Accurate and efficient object detection is a crucial component for fully autonomous self-driving. LiDAR sensors are employed to augment or replace cameras for more robustness in diverse driving situations, making object detection on LiDAR point clouds a critical area of research and improvement. Traditional approaches to LiDAR object detection wait for a full 360 degree turn of the scanning sensor before processing the entire point cloud in one go, introducing significant latency and lowering throughput. Previous streaming approaches use the raw LiDAR polar coordinate system to process egocentric partial scans of point clouds, but rely on translation-invariant convolutions, which are incompatible with polar coordinates and lead to performance degradation. In this paper, we show that the reliance on convolutions is not necessary and propose a Mamba-only backbone with Polar Hierarchical Mamba (PHiM) blocks, aggregating per-point features within each partial scan with a local bidirectional state space model and capturing higher-level global features in a streaming fashion with a global forward state space model. Our model on the Waymo Open dataset demonstrates 10% performance improvement from the previous leading polar-based detector, featuring state of the art performance among all polar-based methods while being competitive with existing Cartesian-based detectors with a 2x improvement in processing throughput evaluated as predictions per second.
2024
DFDNet: Directional Feature Diffusion for Efficient Fully-Sparse LiDAR Object Detection.
In submission to TMLR.
LiDAR-based object detection is essential for autonomous driving but remains computationally demanding. Conventional methods use dense feature map representations, leading to significant computational overhead and underutilizing the inherent sparsity of LiDAR data.

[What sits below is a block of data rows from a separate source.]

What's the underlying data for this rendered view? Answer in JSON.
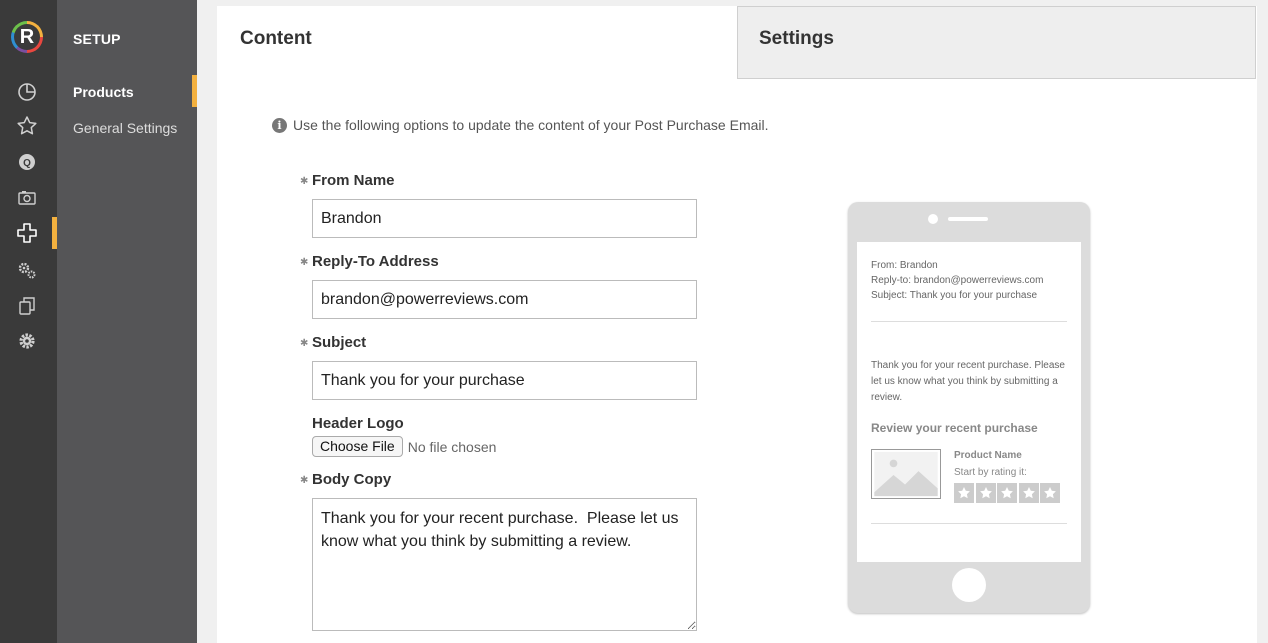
{
  "brand": {
    "logo_letter": "R"
  },
  "rail": {
    "icons": [
      "dashboard-icon",
      "star-icon",
      "qa-icon",
      "camera-icon",
      "plus-icon",
      "gears-icon",
      "copy-icon",
      "settings-icon"
    ],
    "active_index": 4,
    "accent_color": "#f4b13f"
  },
  "sidebar": {
    "title": "SETUP",
    "items": [
      {
        "label": "Products"
      },
      {
        "label": "General Settings"
      }
    ]
  },
  "tabs": [
    {
      "label": "Content"
    },
    {
      "label": "Settings"
    }
  ],
  "form": {
    "info_text": "Use the following options to update the content of your Post Purchase Email.",
    "from_name": {
      "label": "From Name",
      "value": "Brandon"
    },
    "reply_to": {
      "label": "Reply-To Address",
      "value": "brandon@powerreviews.com"
    },
    "subject": {
      "label": "Subject",
      "value": "Thank you for your purchase"
    },
    "header_logo": {
      "label": "Header Logo",
      "button": "Choose File",
      "status": "No file chosen"
    },
    "body_copy": {
      "label": "Body Copy",
      "value": "Thank you for your recent purchase.  Please let us know what you think by submitting a review."
    }
  },
  "preview": {
    "from": "From: Brandon",
    "reply_to": "Reply-to: brandon@powerreviews.com",
    "subject": "Subject: Thank you for your purchase",
    "body": "Thank you for your recent purchase. Please let us know what you think by submitting a review.",
    "heading": "Review your recent purchase",
    "product_name": "Product Name",
    "rating_prompt": "Start by rating it:",
    "stars": 5
  }
}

Recent fully sparse detectors show promise but suffers from missing central object features due to the surface-dominant distribution of LiDAR points. Sparse feature diffusion methods attempt to address this by expanding features within object bounding boxes to cover neighboring regions prior to detection head. However, these approaches have excessive computational demands due to need of large diffusion range for larger objects. In this paper, we propose DFDNet, a fully sparse directional feature diffusion network that introduces a novel adaptive sparse feature realignment module that dynamically projects sparse features along object centerlines prior to feature diffusion. This realignment enables efficient, directional feature diffusion along object centerline. The resulting diffused features are then aggregated via max-pooling to construct a refined feature representation for each object. Our method reduces redundant sparse feature computations, achieving a two-fold reduction in computational load while improving performance over state-of-the-art detectors on the Waymo and nuScenes benchmarks.